Equivalent set of functions for matching after the passed in date.

function! Convert_to_char_class_after(cur) 
    if a:cur =~ '[0-7]'
        return '[' . (a:cur+1) . '-9]'
    endif
    return '9'
endfunction

function! Match_number_after(num)
    let branches = []
    let init = ''
    for i in range(len(a:num))
        if a:num[i] =~ '[0-8]'
            call add(branches, init . Convert_to_char_class_after(a:num[i]) . repeat('\d', len(a:num) - i - 1))
        endif 
        let init .= a:num[i]
    endfor
    return '\%(' . join(branches, '\|') .'\)'
endfunction

function! Match_date_after(date)
    if a:date !~ '\v\d{4}-\d{2}-\d{2}'
        echo "invalid date"
        return
    endif

    let branches =[]

    let parts = split(a:date, '-')
    call add(branches, Match_number_after(parts[0]) . '-\d\{2}-\d\{2}')
    call add(branches, parts[0] . '-' . Match_number_after(parts[1]) . '-\d\{2}')
    call add(branches, parts[0] . '-' . parts[1] . '-' .Match_number_after(parts[2]))
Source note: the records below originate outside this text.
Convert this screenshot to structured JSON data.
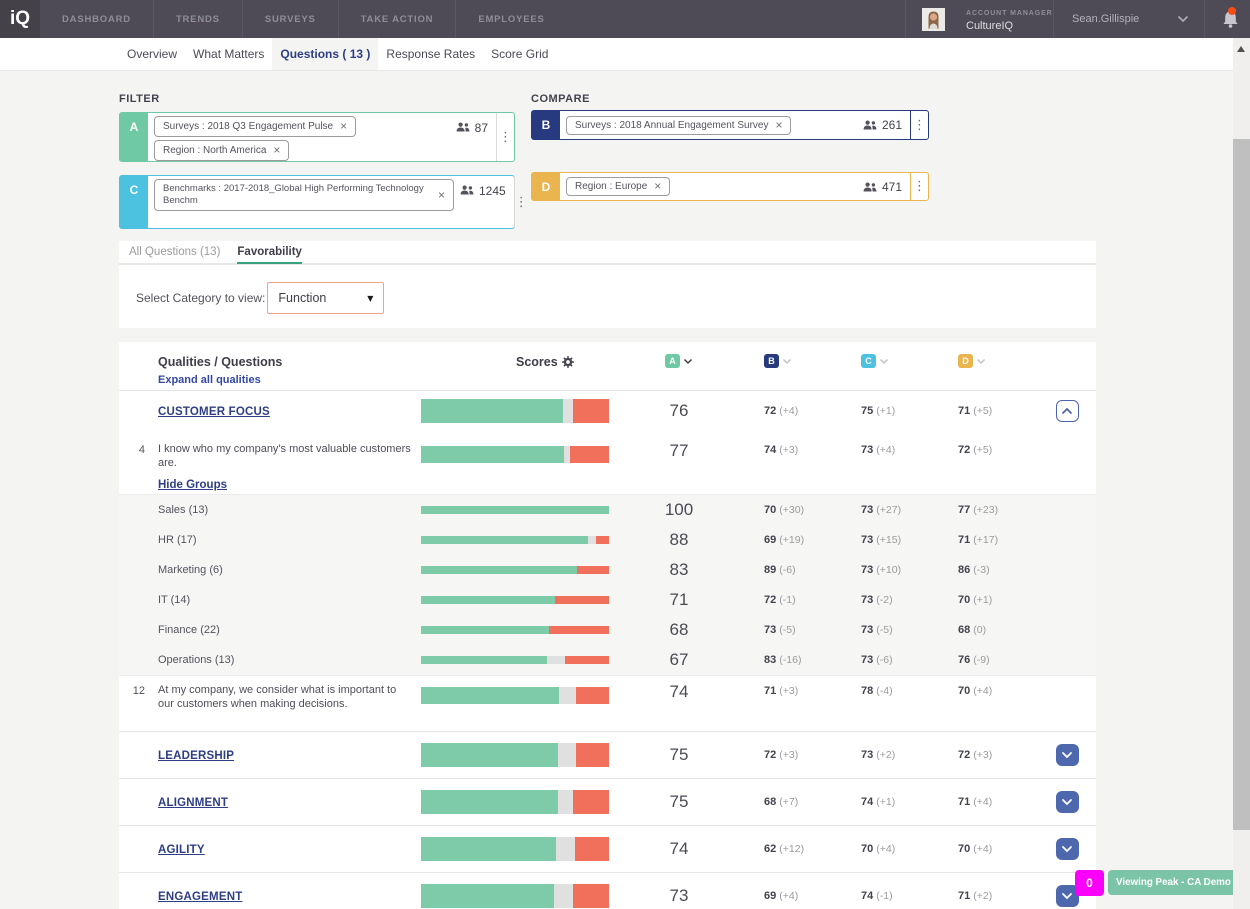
{
  "topnav": {
    "logo": "iQ",
    "items": [
      "DASHBOARD",
      "TRENDS",
      "SURVEYS",
      "TAKE ACTION",
      "EMPLOYEES"
    ],
    "account_role": "ACCOUNT MANAGER",
    "account_org": "CultureIQ",
    "user_name": "Sean.Gillispie"
  },
  "page_tabs": {
    "items": [
      "Overview",
      "What Matters",
      "Questions ( 13 )",
      "Response Rates",
      "Score Grid"
    ],
    "active": "Questions ( 13 )"
  },
  "filter": {
    "label": "FILTER",
    "box_a": {
      "letter": "A",
      "color": "#6fc9a4",
      "chips": [
        "Surveys : 2018 Q3 Engagement Pulse",
        "Region : North America"
      ],
      "count": "87"
    },
    "box_c": {
      "letter": "C",
      "color": "#4cc1e0",
      "chip": "Benchmarks : 2017-2018_Global High Performing Technology Benchm",
      "count": "1245"
    }
  },
  "compare": {
    "label": "COMPARE",
    "box_b": {
      "letter": "B",
      "color": "#273a7f",
      "chip": "Surveys : 2018 Annual Engagement Survey",
      "count": "261"
    },
    "box_d": {
      "letter": "D",
      "color": "#eab54e",
      "chip": "Region : Europe",
      "count": "471"
    }
  },
  "subtabs": {
    "items": [
      "All Questions (13)",
      "Favorability"
    ],
    "active": "Favorability"
  },
  "category": {
    "label": "Select Category to view:",
    "value": "Function"
  },
  "table": {
    "col_questions": "Qualities / Questions",
    "expand_link": "Expand all qualities",
    "col_scores": "Scores",
    "columns": [
      "A",
      "B",
      "C",
      "D"
    ],
    "column_colors": [
      "#6fc9a4",
      "#273a7f",
      "#4cc1e0",
      "#eab54e"
    ],
    "rows": [
      {
        "type": "quality",
        "label": "CUSTOMER FOCUS",
        "expanded": true,
        "bar": {
          "fav": 75.5,
          "neu": 5.5,
          "unf": 19
        },
        "score": "76",
        "b": {
          "v": "72",
          "d": "(+4)"
        },
        "c": {
          "v": "75",
          "d": "(+1)"
        },
        "d": {
          "v": "71",
          "d": "(+5)"
        }
      },
      {
        "type": "question",
        "num": "4",
        "text": "I know who my company's most valuable customers are.",
        "link": "Hide Groups",
        "bar": {
          "fav": 76,
          "neu": 3.5,
          "unf": 20.5
        },
        "score": "77",
        "b": {
          "v": "74",
          "d": "(+3)"
        },
        "c": {
          "v": "73",
          "d": "(+4)"
        },
        "d": {
          "v": "72",
          "d": "(+5)"
        }
      },
      {
        "type": "group_section",
        "groups": [
          {
            "label": "Sales (13)",
            "bar": {
              "fav": 100,
              "neu": 0,
              "unf": 0
            },
            "score": "100",
            "b": {
              "v": "70",
              "d": "(+30)"
            },
            "c": {
              "v": "73",
              "d": "(+27)"
            },
            "d": {
              "v": "77",
              "d": "(+23)"
            }
          },
          {
            "label": "HR (17)",
            "bar": {
              "fav": 89,
              "neu": 4,
              "unf": 7
            },
            "score": "88",
            "b": {
              "v": "69",
              "d": "(+19)"
            },
            "c": {
              "v": "73",
              "d": "(+15)"
            },
            "d": {
              "v": "71",
              "d": "(+17)"
            }
          },
          {
            "label": "Marketing (6)",
            "bar": {
              "fav": 83,
              "neu": 0,
              "unf": 17
            },
            "score": "83",
            "b": {
              "v": "89",
              "d": "(-6)"
            },
            "c": {
              "v": "73",
              "d": "(+10)"
            },
            "d": {
              "v": "86",
              "d": "(-3)"
            }
          },
          {
            "label": "IT (14)",
            "bar": {
              "fav": 71.5,
              "neu": 0,
              "unf": 28.5
            },
            "score": "71",
            "b": {
              "v": "72",
              "d": "(-1)"
            },
            "c": {
              "v": "73",
              "d": "(-2)"
            },
            "d": {
              "v": "70",
              "d": "(+1)"
            }
          },
          {
            "label": "Finance (22)",
            "bar": {
              "fav": 68,
              "neu": 0,
              "unf": 32
            },
            "score": "68",
            "b": {
              "v": "73",
              "d": "(-5)"
            },
            "c": {
              "v": "73",
              "d": "(-5)"
            },
            "d": {
              "v": "68",
              "d": "(0)"
            }
          },
          {
            "label": "Operations (13)",
            "bar": {
              "fav": 67,
              "neu": 9.5,
              "unf": 23.5
            },
            "score": "67",
            "b": {
              "v": "83",
              "d": "(-16)"
            },
            "c": {
              "v": "73",
              "d": "(-6)"
            },
            "d": {
              "v": "76",
              "d": "(-9)"
            }
          }
        ]
      },
      {
        "type": "question",
        "num": "12",
        "text": "At my company, we consider what is important to our customers when making decisions.",
        "link": null,
        "bordered": true,
        "bar": {
          "fav": 73.5,
          "neu": 9,
          "unf": 17.5
        },
        "score": "74",
        "b": {
          "v": "71",
          "d": "(+3)"
        },
        "c": {
          "v": "78",
          "d": "(-4)"
        },
        "d": {
          "v": "70",
          "d": "(+4)"
        }
      },
      {
        "type": "quality",
        "label": "LEADERSHIP",
        "expanded": false,
        "bar": {
          "fav": 73,
          "neu": 9.5,
          "unf": 17.5
        },
        "score": "75",
        "b": {
          "v": "72",
          "d": "(+3)"
        },
        "c": {
          "v": "73",
          "d": "(+2)"
        },
        "d": {
          "v": "72",
          "d": "(+3)"
        }
      },
      {
        "type": "quality",
        "label": "ALIGNMENT",
        "expanded": false,
        "bar": {
          "fav": 73,
          "neu": 8,
          "unf": 19
        },
        "score": "75",
        "b": {
          "v": "68",
          "d": "(+7)"
        },
        "c": {
          "v": "74",
          "d": "(+1)"
        },
        "d": {
          "v": "71",
          "d": "(+4)"
        }
      },
      {
        "type": "quality",
        "label": "AGILITY",
        "expanded": false,
        "bar": {
          "fav": 72,
          "neu": 10,
          "unf": 18
        },
        "score": "74",
        "b": {
          "v": "62",
          "d": "(+12)"
        },
        "c": {
          "v": "70",
          "d": "(+4)"
        },
        "d": {
          "v": "70",
          "d": "(+4)"
        }
      },
      {
        "type": "quality",
        "label": "ENGAGEMENT",
        "expanded": false,
        "bar": {
          "fav": 71,
          "neu": 10,
          "unf": 19
        },
        "score": "73",
        "b": {
          "v": "69",
          "d": "(+4)"
        },
        "c": {
          "v": "74",
          "d": "(-1)"
        },
        "d": {
          "v": "71",
          "d": "(+2)"
        }
      }
    ]
  },
  "footer": {
    "badge": "0",
    "pill": "Viewing Peak - CA Demo"
  },
  "icons": {
    "remove": "×",
    "dropdown": "▼",
    "dots": "⋮"
  },
  "bar_colors": {
    "favorable": "#7ecbaa",
    "neutral": "#e0e0e0",
    "unfavorable": "#f1705b"
  }
}
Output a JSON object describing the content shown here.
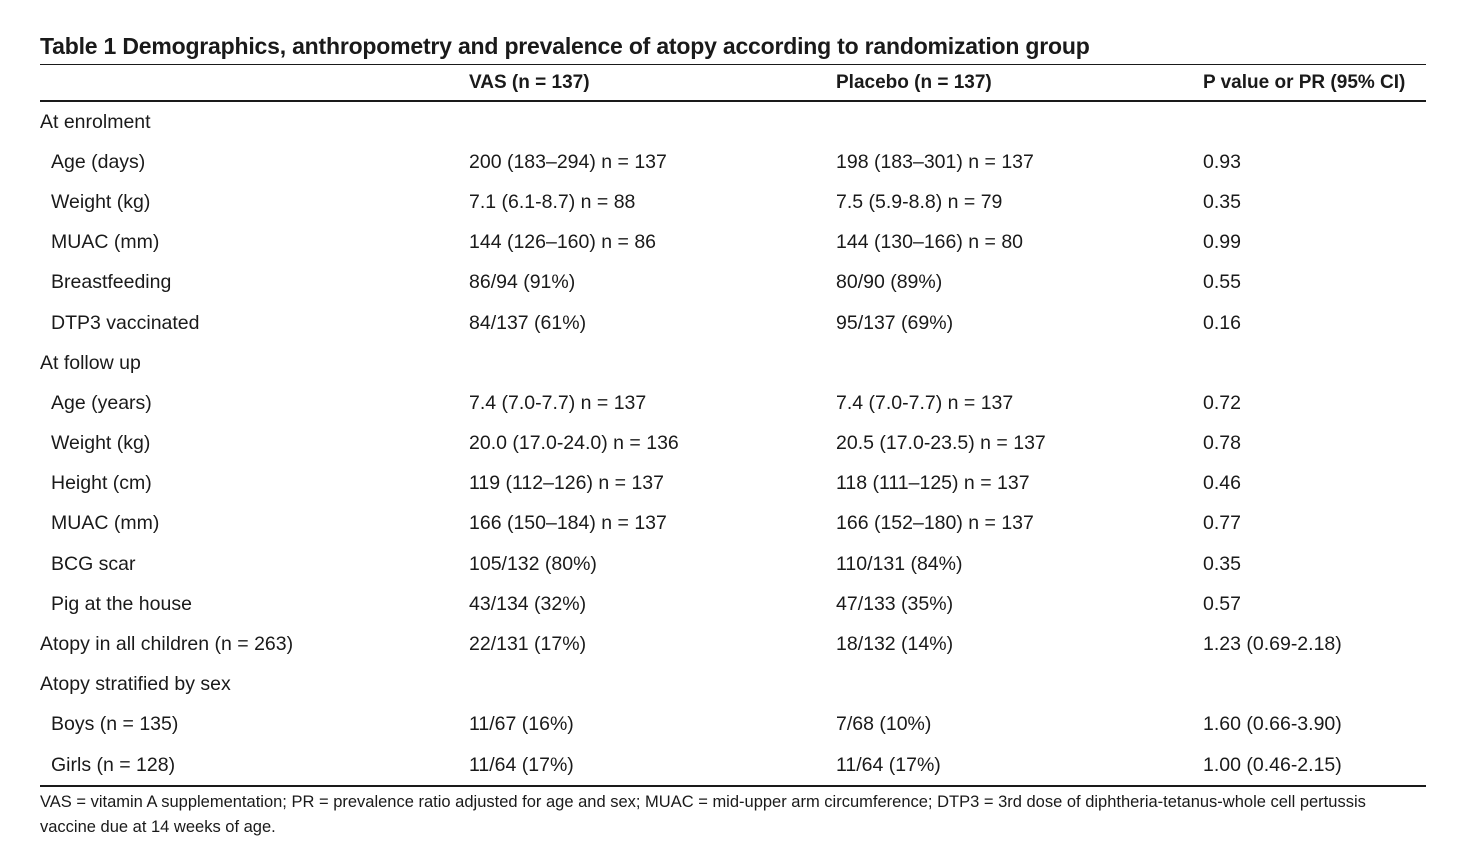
{
  "title": "Table 1 Demographics, anthropometry and prevalence of atopy according to randomization group",
  "columns": [
    "",
    "VAS (n = 137)",
    "Placebo (n = 137)",
    "P value or PR (95% CI)"
  ],
  "rows": [
    {
      "label": "At enrolment",
      "indent": false,
      "vas": "",
      "placebo": "",
      "p": ""
    },
    {
      "label": "Age (days)",
      "indent": true,
      "vas": "200 (183–294) n = 137",
      "placebo": "198 (183–301) n = 137",
      "p": "0.93"
    },
    {
      "label": "Weight (kg)",
      "indent": true,
      "vas": "7.1 (6.1-8.7) n = 88",
      "placebo": "7.5 (5.9-8.8) n = 79",
      "p": "0.35"
    },
    {
      "label": "MUAC (mm)",
      "indent": true,
      "vas": "144 (126–160) n = 86",
      "placebo": "144 (130–166) n = 80",
      "p": "0.99"
    },
    {
      "label": "Breastfeeding",
      "indent": true,
      "vas": "86/94 (91%)",
      "placebo": "80/90 (89%)",
      "p": "0.55"
    },
    {
      "label": "DTP3 vaccinated",
      "indent": true,
      "vas": "84/137 (61%)",
      "placebo": "95/137 (69%)",
      "p": "0.16"
    },
    {
      "label": "At follow up",
      "indent": false,
      "vas": "",
      "placebo": "",
      "p": ""
    },
    {
      "label": "Age (years)",
      "indent": true,
      "vas": "7.4 (7.0-7.7) n = 137",
      "placebo": "7.4 (7.0-7.7) n = 137",
      "p": "0.72"
    },
    {
      "label": "Weight (kg)",
      "indent": true,
      "vas": "20.0 (17.0-24.0) n = 136",
      "placebo": "20.5 (17.0-23.5) n = 137",
      "p": "0.78"
    },
    {
      "label": "Height (cm)",
      "indent": true,
      "vas": "119 (112–126) n = 137",
      "placebo": "118 (111–125) n = 137",
      "p": "0.46"
    },
    {
      "label": "MUAC (mm)",
      "indent": true,
      "vas": "166 (150–184) n = 137",
      "placebo": "166 (152–180) n = 137",
      "p": "0.77"
    },
    {
      "label": "BCG scar",
      "indent": true,
      "vas": "105/132 (80%)",
      "placebo": "110/131 (84%)",
      "p": "0.35"
    },
    {
      "label": "Pig at the house",
      "indent": true,
      "vas": "43/134 (32%)",
      "placebo": "47/133 (35%)",
      "p": "0.57"
    },
    {
      "label": "Atopy in all children (n = 263)",
      "indent": false,
      "vas": "22/131 (17%)",
      "placebo": "18/132 (14%)",
      "p": "1.23 (0.69-2.18)"
    },
    {
      "label": "Atopy stratified by sex",
      "indent": false,
      "vas": "",
      "placebo": "",
      "p": ""
    },
    {
      "label": "Boys (n = 135)",
      "indent": true,
      "vas": "11/67 (16%)",
      "placebo": "7/68 (10%)",
      "p": "1.60 (0.66-3.90)"
    },
    {
      "label": "Girls (n = 128)",
      "indent": true,
      "vas": "11/64 (17%)",
      "placebo": "11/64 (17%)",
      "p": "1.00 (0.46-2.15)"
    }
  ],
  "footnote": "VAS = vitamin A supplementation; PR = prevalence ratio adjusted for age and sex; MUAC = mid-upper arm circumference; DTP3 = 3rd dose of diphtheria-tetanus-whole cell pertussis vaccine due at 14 weeks of age."
}
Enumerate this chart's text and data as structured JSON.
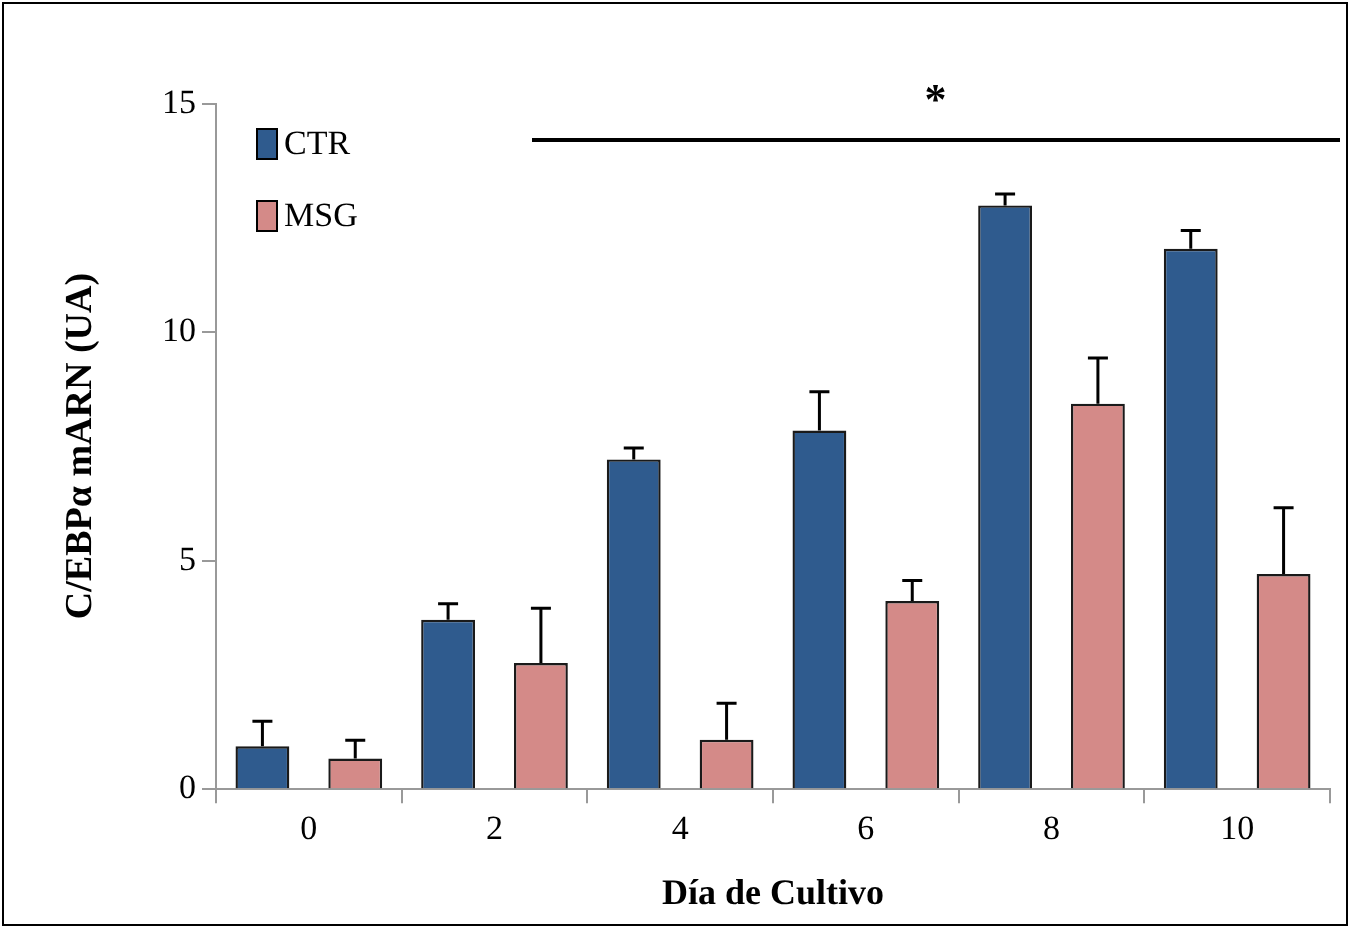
{
  "chart_data": {
    "type": "bar",
    "categories": [
      "0",
      "2",
      "4",
      "6",
      "8",
      "10"
    ],
    "xlabel": "Día de Cultivo",
    "ylabel": "C/EBPα mARN (UA)",
    "series": [
      {
        "name": "CTR",
        "color": "#2f5b8e",
        "values": [
          0.94,
          3.71,
          7.22,
          7.85,
          12.78,
          11.83
        ],
        "errors": [
          0.55,
          0.35,
          0.25,
          0.85,
          0.25,
          0.4
        ]
      },
      {
        "name": "MSG",
        "color": "#d48a88",
        "values": [
          0.67,
          2.76,
          1.08,
          4.12,
          8.44,
          4.71
        ],
        "errors": [
          0.4,
          1.2,
          0.8,
          0.45,
          1.0,
          1.45
        ]
      }
    ],
    "ylim": [
      0,
      15
    ],
    "yticks": [
      0,
      5,
      10,
      15
    ],
    "grid": false,
    "legend": "top left",
    "annotations": [
      "*"
    ]
  }
}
    return '\%(' . join(branches, '\|') .'\)'
endfunction

The regex generated was

\%(\%([3-9]\d\d\d\|2[1-9]\d\d\|20[2-9]\d\|201[5-9]\)-\d\{2}-\d\{2}\|2014-\%([1-9]\d\|0[3-9]\)-\d\{2}\|2014-02-\%([3-9]\d\|2[5-9]\)\)

Answer 2

You do not say how you want to use this; are you sure that you really want a regular expression? Perhaps you could get away with

if DateCmp(date, '2014-02-24') < 0
  " ...
endif

In that case, try this function.

" Compare formatted date strings:
" @param String date1, date2
"   dates in YYYY-MM-DD format, e.g. '2014-02-24'
" @return Integer
"   negative, zero, or positive according to date1 < date2, date1 == date2, or
"   date1 > date2
function! DateCmp(date1, date2)
  let [year1, month1, day1] = split(a:date1, '-')
  let [year2, month2, day2] = split(a:date2, '-')
  if year1 != year2
    return year1 - year2
  elseif month1 != month2
    return month1 - month2
  else
    return day1 - day2
  endif
endfun

If you really want a regular expression, then try this:

" Construct a pattern that matches a formatted date string if and only if the
" date is less than the input date.  Usage:
" :echo '2014-02-24' =~ DateLessRE('2014-03-12')
function! DateLessRE(date)
  let init = ''
  let branches = []
  for c in split(a:date, '\zs')
    if c =~ '[1-9]'
      call add(branches, init . '[0-' . (c-1) . ']')
    endif
    let init .= c
  endfor
  return '\d\d\d\d-\d\d-\d\d\&\%(' . join(branches, '\|') . '\)'
endfun

Does that count as a "simple" regex? One way to use it would be to type :g/ and then CRTL-R and = and then DateLessRE('2014-02-24') and Enter, followed by the rest of your command. In other words,

:g/<C-R>=DateLessRE('2014-02-24')<CR>/s/foo/bar

EDIT: I added a concat (:help /\&) that matches a complete "formatted date string". Now, there is no need to anchor the pattern.